TA - CR.2001.0127 - 2002-03-01 - c/ SA

1 mars 2002Français11 min

Source vd.ch

Faits

Vu les faits suivants:

A. X.________, né le 3

décembre 1979, est titulaire d'un permis de conduire des véhicules de la

catégorie A2, B, D2, E, F et G depuis le 2 juillet 1999. Il n'a fait à ce jour

l'objet d'aucune mesure administrative.

B. Le vendredi 15 décembre

2000 vers 0h.15, de nuit, sur une chaussée mouillée, s'est produit un incident

que la gendarmerie décrit ainsi dans son rapport du 24 décembre 2000 :

"M. X.________ circulait sur la voie

d'engagement de la jonction de Crissier-Alpes en direction de la Blécherette, à

une vitesse indéterminée mais inadaptée à la configuration des lieux et du

moment. Alors qu'il négociait une courbe prononcée à droite, tout en

accélérant, il perdit la maîtrise de sa machine qui glissa sur la chaussée mouillée.

Sa Mitsubishi dévia à gauche et roula quelques mètres sur la bande herbeuse.

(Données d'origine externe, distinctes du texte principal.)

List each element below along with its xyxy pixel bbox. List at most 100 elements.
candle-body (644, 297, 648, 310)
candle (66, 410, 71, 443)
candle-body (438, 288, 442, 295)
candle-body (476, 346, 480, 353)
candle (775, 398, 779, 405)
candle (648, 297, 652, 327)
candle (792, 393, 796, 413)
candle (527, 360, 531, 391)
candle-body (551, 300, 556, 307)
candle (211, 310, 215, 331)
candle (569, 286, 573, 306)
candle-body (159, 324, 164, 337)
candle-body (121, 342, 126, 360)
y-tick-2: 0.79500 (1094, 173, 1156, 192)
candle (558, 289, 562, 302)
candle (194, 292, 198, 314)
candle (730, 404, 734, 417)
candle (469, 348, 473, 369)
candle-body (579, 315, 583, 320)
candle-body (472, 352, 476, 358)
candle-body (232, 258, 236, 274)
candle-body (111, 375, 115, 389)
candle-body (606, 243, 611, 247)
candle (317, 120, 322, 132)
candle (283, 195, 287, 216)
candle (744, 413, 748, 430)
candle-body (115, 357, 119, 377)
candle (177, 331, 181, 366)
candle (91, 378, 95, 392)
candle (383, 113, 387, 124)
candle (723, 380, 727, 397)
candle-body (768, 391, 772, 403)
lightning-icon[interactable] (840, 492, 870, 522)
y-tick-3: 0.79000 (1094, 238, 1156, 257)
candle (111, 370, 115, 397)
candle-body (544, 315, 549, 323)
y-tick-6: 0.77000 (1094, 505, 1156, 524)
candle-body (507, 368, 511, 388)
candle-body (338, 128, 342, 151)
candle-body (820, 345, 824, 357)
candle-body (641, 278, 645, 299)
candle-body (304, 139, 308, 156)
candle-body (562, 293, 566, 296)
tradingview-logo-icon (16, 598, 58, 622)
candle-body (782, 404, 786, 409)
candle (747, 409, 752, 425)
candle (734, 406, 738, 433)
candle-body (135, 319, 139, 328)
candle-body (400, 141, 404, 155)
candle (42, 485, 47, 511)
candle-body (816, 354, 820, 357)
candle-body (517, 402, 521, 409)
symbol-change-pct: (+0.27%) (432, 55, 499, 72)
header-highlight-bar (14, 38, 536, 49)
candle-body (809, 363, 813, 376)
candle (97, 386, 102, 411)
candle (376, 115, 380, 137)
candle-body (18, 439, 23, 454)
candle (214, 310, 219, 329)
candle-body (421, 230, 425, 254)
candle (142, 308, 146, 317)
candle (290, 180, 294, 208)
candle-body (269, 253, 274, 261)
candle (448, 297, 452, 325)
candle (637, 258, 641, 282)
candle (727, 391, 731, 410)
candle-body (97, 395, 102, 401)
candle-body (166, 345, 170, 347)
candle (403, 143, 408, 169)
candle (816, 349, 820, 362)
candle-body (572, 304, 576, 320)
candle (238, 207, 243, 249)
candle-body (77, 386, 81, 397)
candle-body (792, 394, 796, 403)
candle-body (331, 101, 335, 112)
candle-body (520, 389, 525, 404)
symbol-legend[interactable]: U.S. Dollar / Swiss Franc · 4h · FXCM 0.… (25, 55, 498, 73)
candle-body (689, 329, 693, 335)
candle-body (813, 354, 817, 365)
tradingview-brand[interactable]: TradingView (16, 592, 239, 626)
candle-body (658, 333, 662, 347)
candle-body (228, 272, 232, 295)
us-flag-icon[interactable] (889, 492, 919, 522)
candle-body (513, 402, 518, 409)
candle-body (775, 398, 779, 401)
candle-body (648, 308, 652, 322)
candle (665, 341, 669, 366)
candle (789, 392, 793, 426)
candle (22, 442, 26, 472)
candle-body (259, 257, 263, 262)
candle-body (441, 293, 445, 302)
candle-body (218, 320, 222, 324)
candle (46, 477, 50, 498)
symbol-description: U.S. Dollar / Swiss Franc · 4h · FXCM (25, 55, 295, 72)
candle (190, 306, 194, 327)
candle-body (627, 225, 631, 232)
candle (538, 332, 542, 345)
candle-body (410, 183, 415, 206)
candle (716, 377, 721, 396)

Après que cet usager a donné un coup de volant à droite, sa machine traversa la

voie de circulation, dans cette direction, quitta la chaussée et termina sa

course dans le talus en contrebas, perpendiculairement à l'artère. Au cours de

cette embardée, la voiture arracha la barrière anti-gibier."

X.________ a déclaré

ce qui suit aux agents :

"En provenance de Renens, je me rendais à

Lausanne. Pour ce faire, j'ai emprunté l'autoroute A1, à Crissier. Sur la voie

d'engagement dans la courbe très prononcée à droite, alors que j'étais en

accélération, l'arrière de ma machine a glissé vers la gauche. J'ai donné un

coup de volant à droite afin de redresser sa trajectoire, mais lorsque ma

voiture a repris de l'adhérence, elle est partie tout droit dans le talus sis

en contrebas. J'étais attaché et ne suis pas blessé. Je précise que je n'ai

freiné à aucun moment, car j'ai utilisé la pédale des gaz uniquement, comme

j'ai l'habitude de le faire, lorsque je conduis sur la neige".

Par courrier du 29

janvier 2001, le Service des automobiles a informé X.________ qu'il envisageait

de prononcer une mesure de retrait du permis de conduire d'une durée de deux

mois.

X.________ s'est

déterminé dans une lettre de son conseil du 19 février 2001. Il a déclaré ne

pas avoir de remarques particulières à formuler s'agissant des faits et dit

regretter ce qui s'est passé. Effectuant un stage rémunéré d'éducateur du 23

août 2000 au 20 juillet 2001, avec des horaires irréguliers, il a demandé que

la mesure de retrait soit limitée à un mois.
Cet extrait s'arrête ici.